30 août 2008

Le mouillage maudit

Dans toutes vacances, il y a quelque chose qui foire à un moment donné. La semaine d’Elvire et Nico n’échappe pas à la règle. Après les joies de La Maddalena, nous nous dirigeons vers le cap nord de la Sardaigne et, fin d’après-midi oblige, nous choisissons un mouillage pas trop loin. La petite nav’ donne l’occasion à Elvire de prendre la barre avec brio. Le coin se prénomme Porto Pozzo et n’est guère intéressant. Un ensemble de constructions résidentielles d’allure moderne et sans charme se trouve au fond d’une anse profonde de un mille environ. Sur le côté, un village de vacances. Nous passons une nuit pourtant calme, amarrés à une bouée.

C’est le lendemain que les ennuis arrivent.
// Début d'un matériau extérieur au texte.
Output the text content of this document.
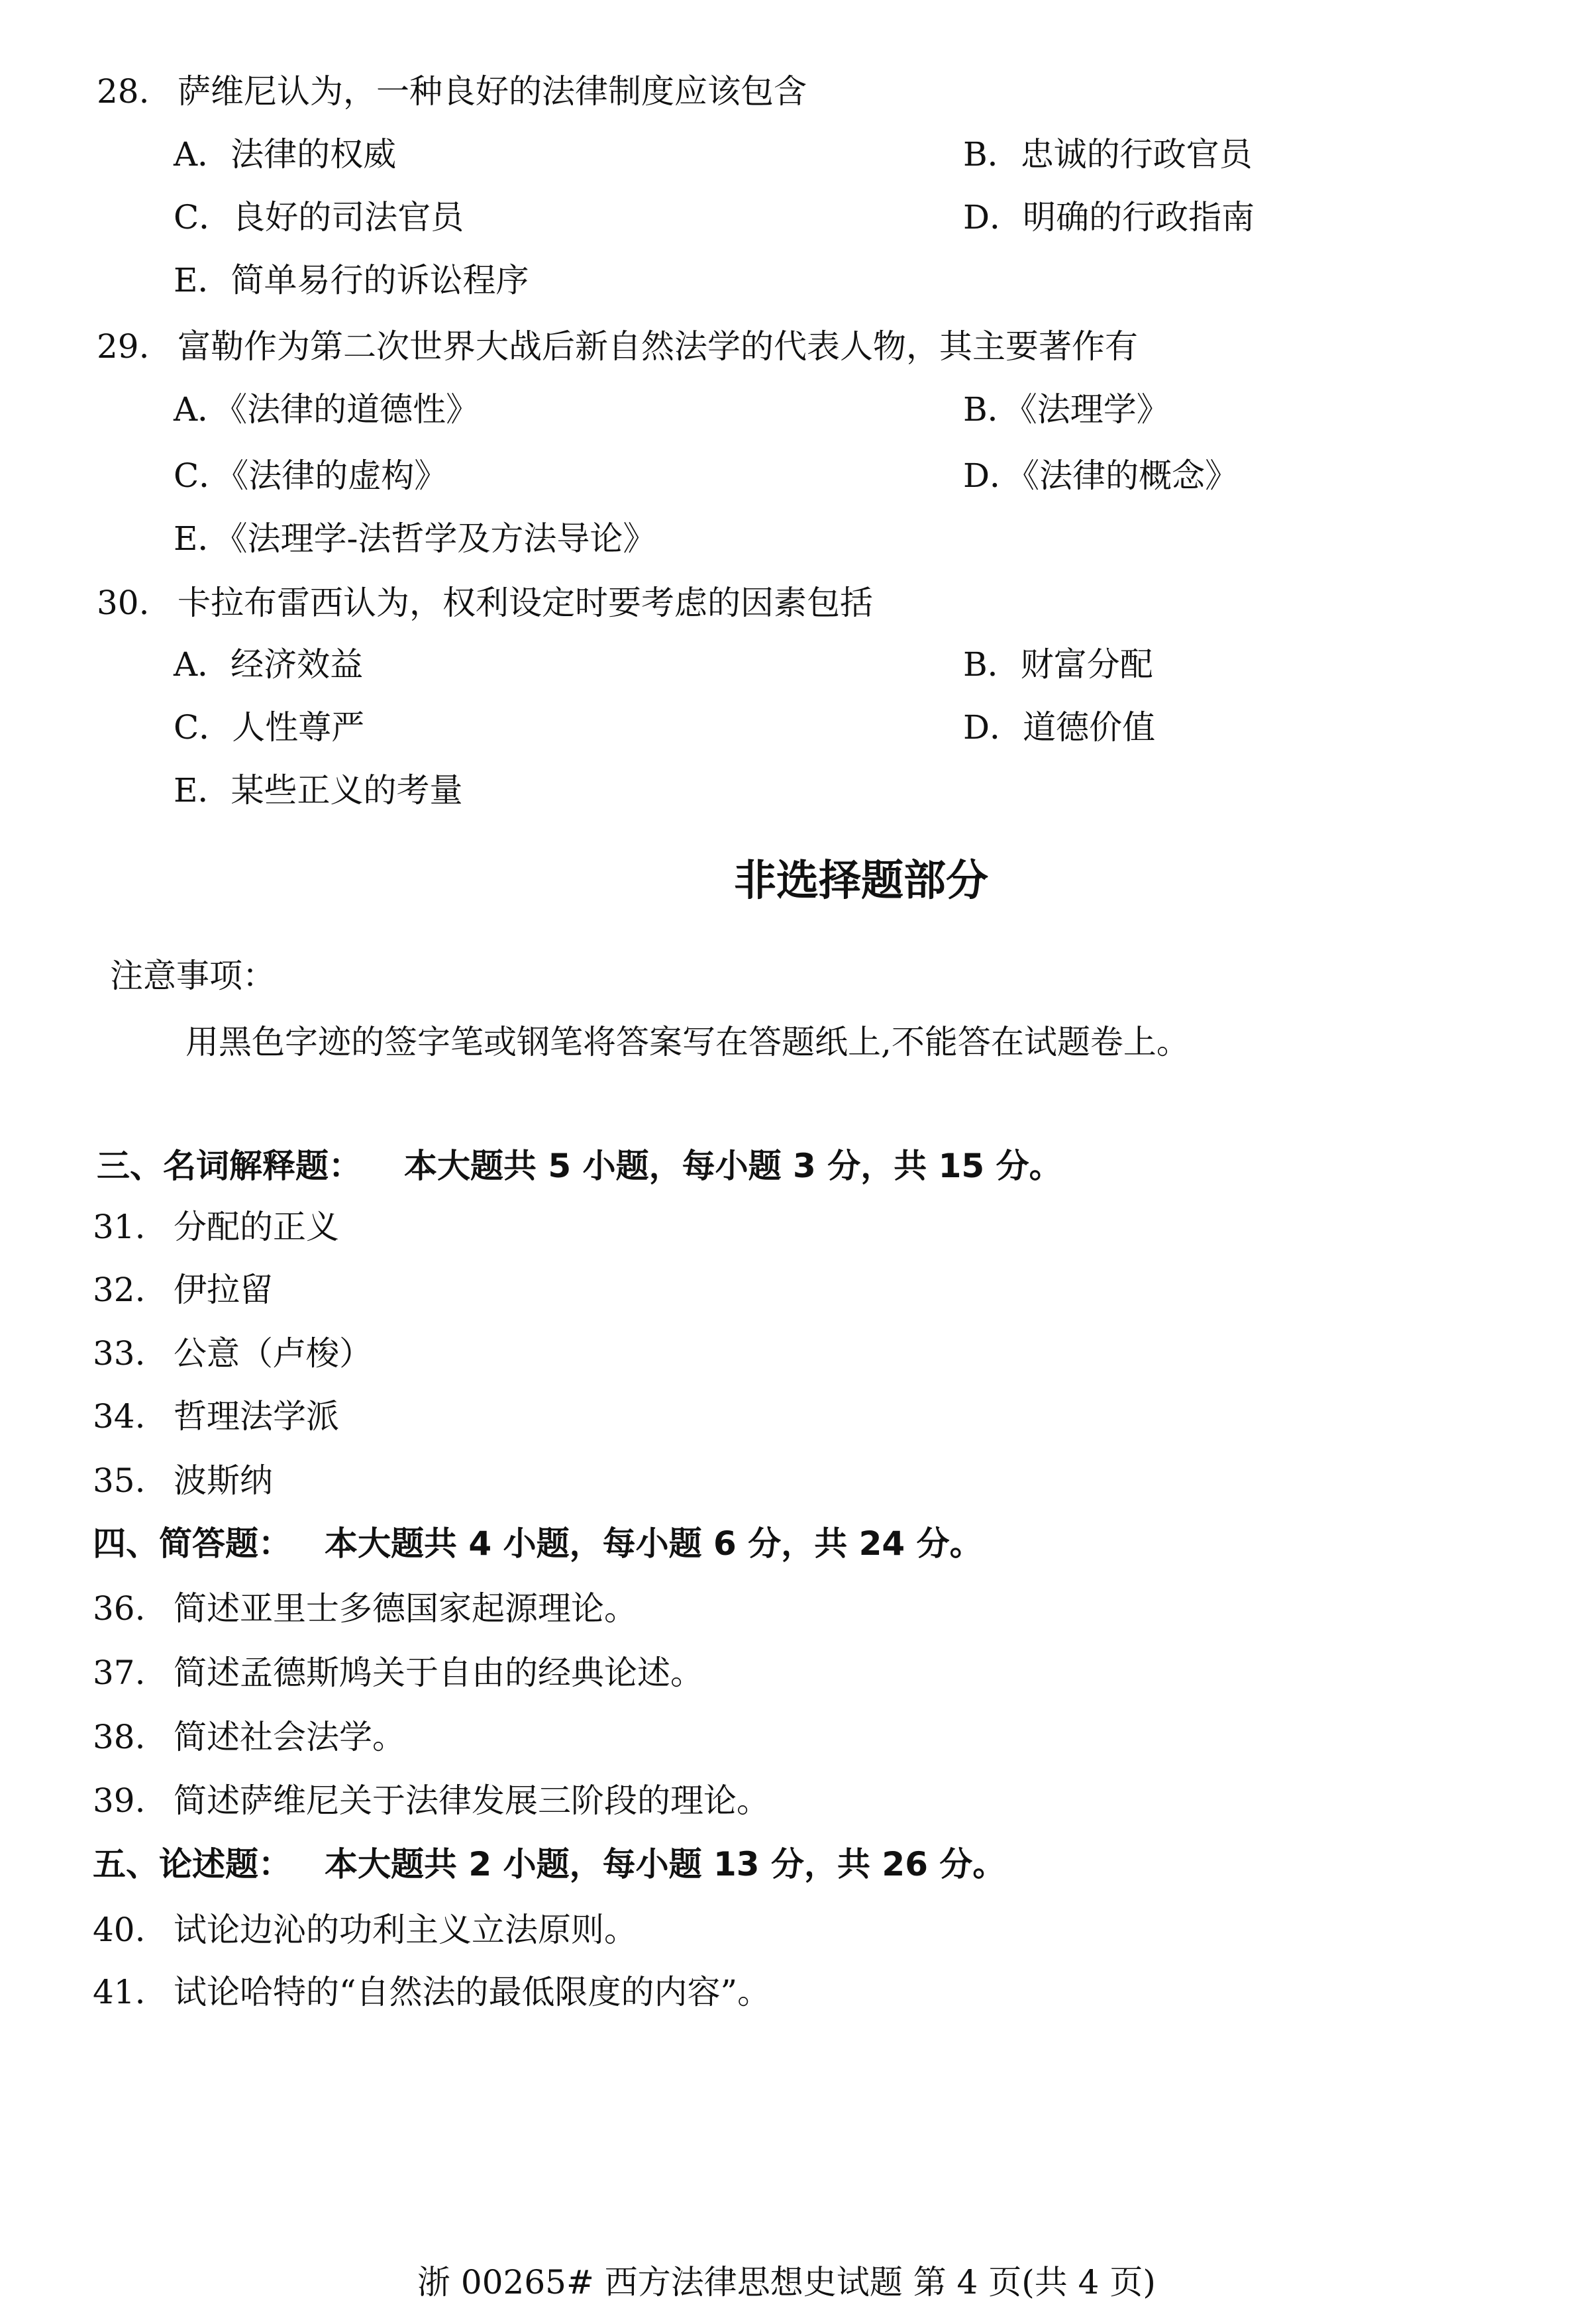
28. 萨维尼认为，一种良好的法律制度应该包含
A．法律的权威	B．忠诚的行政官员
C．良好的司法官员	D．明确的行政指南
E．简单易行的诉讼程序
29. 富勒作为第二次世界大战后新自然法学的代表人物，其主要著作有
A．《法律的道德性》	B．《法理学》
C．《法律的虚构》	D．《法律的概念》
E．《法理学-法哲学及方法导论》
30. 卡拉布雷西认为，权利设定时要考虑的因素包括
A．经济效益	B．财富分配
C．人性尊严	D．道德价值
E．某些正义的考量
非选择题部分
注意事项：
用黑色字迹的签字笔或钢笔将答案写在答题纸上,不能答在试题卷上。
三、名词解释题： 本大题共 5 小题，每小题 3 分，共 15 分。
31. 分配的正义
32. 伊拉留
33. 公意（卢梭）
34. 哲理法学派
35. 波斯纳
四、简答题： 本大题共 4 小题，每小题 6 分，共 24 分。
36. 简述亚里士多德国家起源理论。
37. 简述孟德斯鸠关于自由的经典论述。
38. 简述社会法学。
39. 简述萨维尼关于法律发展三阶段的理论。
五、论述题： 本大题共 2 小题，每小题 13 分，共 26 分。
40. 试论边沁的功利主义立法原则。
41. 试论哈特的“自然法的最低限度的内容”。
浙 00265# 西方法律思想史试题 第 4 页(共 4 页)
En fin d’après-midi, Elvire et moi allons nous promener dans le « village » avec l’annexe. Tom et Nico préfèrent rester à bord et s’adonner à une partie de pêche à la palangrotte. Quand nous revenons de notre balade, les pêcheurs en herbe n’ont encore rien attrapé de significatif. Nous les observons avec le sourire. C’est alors que Tom à un moment donné s’avance pour vérifier une ligne. Nous entendons un « crac ». « Merde ! Quelque chose a cassé ». Je suis juste derrière lui et nos yeux parcourent le même chemin : à nos pieds, c’est le pilote automatique (resté pour la première fois en plan dans le cockpit alors que nous le rangeons scrupuleusement tous les soirs après chaque navigation) qui s’est brisé en deux sous la semelle de Tom. Dans le même temps, il lâche avec un relatif détachement : « Une rondelle est tombée à l’eau ». Le temps de monter dans l’annexe avec l’épuisette : la petite pièce en plastique noir nous échappe. C’est le drame. Je suis catastrophée : « Le pilote ! Mais qu’allons nous devenir ! On en a au moins pour 2000 euros ! ». Tom, qui sait garder son sang-froid, part avec l’annexe essayer de repêcher la pièce manquante partie à la dérive. Pour l’histoire, c’est le vérin du pilote automatique ST 4000, qui joue le rôle de bras robotisé et qui se fixe à la barre pour lui donner un cap, qui s’est brisé. A l’intérieur, le long de l’axe d’entraînement du vérin, quatre petites roues dentées en plastique noir, grosses de moins de 1 centimètre de diamètre. C’est l’une d’elles qui a sauté à l’eau. Sans elle, point de réparation possible. Mais la nuit commence à tomber. Nous jetons à l’eau ce que nous pouvons pour arriver à suivre le sens du courant et garder trace de la dérive du pignon : bouchon en liège, bouteille en plastique remplie de feuilles de magazines colorées.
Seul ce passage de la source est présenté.